Chicken Tortilla Cups

Total Time:
40 min
15 min
25 min

4 servings

  • Cooking spray
  • 4 large (10-inch) flour tortillas
  • 3 tablespoons all-purpose flour
  • 1/2 teaspoon ground cumin
  • 1/2 teaspoon chili powder
  • Kosher salt and freshly ground pepper
  • 1 pound skinless, boneless chicken breasts, diced
  • 2 tablespoons extra-virgin olive oil
  • 1/2 small onion, diced
  • 2 stalks celery, diced
  • 2 carrots, diced
  • 1 red bell pepper, diced
  • 1 14 .5-ounce can diced fire-roasted tomatoes
  • 1 cup low-sodium chicken broth
  • 1/4 cup chopped fresh cilantro
  • 1 cup shredded monterey jack or pepper jack cheese
  • Preheat the oven to 350 degrees F and coat 4 cups of a muffin pan with cooking spray. Fold each tortilla in half, then form into a cone, overlapping the sides. Fold up the point of the cone slightly, then press the tortilla into the prepared muffin pan to form a cup shape; coat with cooking spray. Transfer to the oven and bake until golden and crisp, about 15 minutes.

  • Meanwhile, combine the flour, cumin, chili powder, 1/2 teaspoon salt and a few grinds of pepper in a large bowl.
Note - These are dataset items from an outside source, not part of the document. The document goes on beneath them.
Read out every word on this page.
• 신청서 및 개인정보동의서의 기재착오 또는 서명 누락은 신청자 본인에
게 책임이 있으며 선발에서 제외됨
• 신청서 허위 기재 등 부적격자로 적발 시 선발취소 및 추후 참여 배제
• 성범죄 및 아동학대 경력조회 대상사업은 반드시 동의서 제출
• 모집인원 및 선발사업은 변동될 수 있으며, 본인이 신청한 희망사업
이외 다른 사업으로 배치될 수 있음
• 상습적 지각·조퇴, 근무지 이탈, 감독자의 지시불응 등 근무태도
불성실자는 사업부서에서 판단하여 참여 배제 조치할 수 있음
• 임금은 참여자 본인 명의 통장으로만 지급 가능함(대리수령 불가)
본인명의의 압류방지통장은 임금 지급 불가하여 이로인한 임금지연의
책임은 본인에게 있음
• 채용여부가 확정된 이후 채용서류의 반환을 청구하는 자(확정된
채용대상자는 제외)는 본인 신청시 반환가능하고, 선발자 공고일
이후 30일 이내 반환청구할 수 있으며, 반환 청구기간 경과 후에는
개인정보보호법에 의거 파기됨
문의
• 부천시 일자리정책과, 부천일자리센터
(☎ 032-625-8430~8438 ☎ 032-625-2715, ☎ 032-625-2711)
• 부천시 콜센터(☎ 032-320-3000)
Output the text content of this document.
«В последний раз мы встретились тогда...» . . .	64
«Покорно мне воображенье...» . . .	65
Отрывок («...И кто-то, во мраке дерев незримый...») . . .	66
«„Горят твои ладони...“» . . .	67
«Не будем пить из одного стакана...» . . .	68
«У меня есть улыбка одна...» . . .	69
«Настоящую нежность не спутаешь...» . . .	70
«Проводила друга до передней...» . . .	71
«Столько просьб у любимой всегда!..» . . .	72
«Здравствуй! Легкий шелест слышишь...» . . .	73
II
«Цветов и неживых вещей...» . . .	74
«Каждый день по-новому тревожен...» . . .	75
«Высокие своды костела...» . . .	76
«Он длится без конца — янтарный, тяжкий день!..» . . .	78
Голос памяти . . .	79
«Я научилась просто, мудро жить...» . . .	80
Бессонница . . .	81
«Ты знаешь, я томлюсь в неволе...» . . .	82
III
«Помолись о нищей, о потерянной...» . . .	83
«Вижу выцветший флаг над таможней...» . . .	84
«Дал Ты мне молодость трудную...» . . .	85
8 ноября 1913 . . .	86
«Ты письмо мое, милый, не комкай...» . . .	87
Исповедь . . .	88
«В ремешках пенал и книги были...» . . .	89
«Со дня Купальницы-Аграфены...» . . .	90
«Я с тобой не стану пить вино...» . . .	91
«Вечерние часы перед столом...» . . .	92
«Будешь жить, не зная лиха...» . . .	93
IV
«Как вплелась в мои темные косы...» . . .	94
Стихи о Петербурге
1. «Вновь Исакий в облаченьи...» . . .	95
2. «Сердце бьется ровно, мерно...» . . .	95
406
Add the chicken and toss to coat.

  • Heat the olive oil in a large nonstick skillet over medium-high heat. Add the chicken in a single layer and cook, stirring occasionally, until lightly browned, about 2 minutes. Add the onion, celery, carrots and bell pepper and cook until the vegetables begin softening, about 2 minutes. Add the tomatoes and chicken broth to the skillet and bring to a simmer. Cook until the vegetables are tender and the sauce thickens slightly, about 5 minutes. Stir in the cilantro and season with salt and pepper.

  • Divide the chicken mixture among the tortilla cups. Top with the cheese.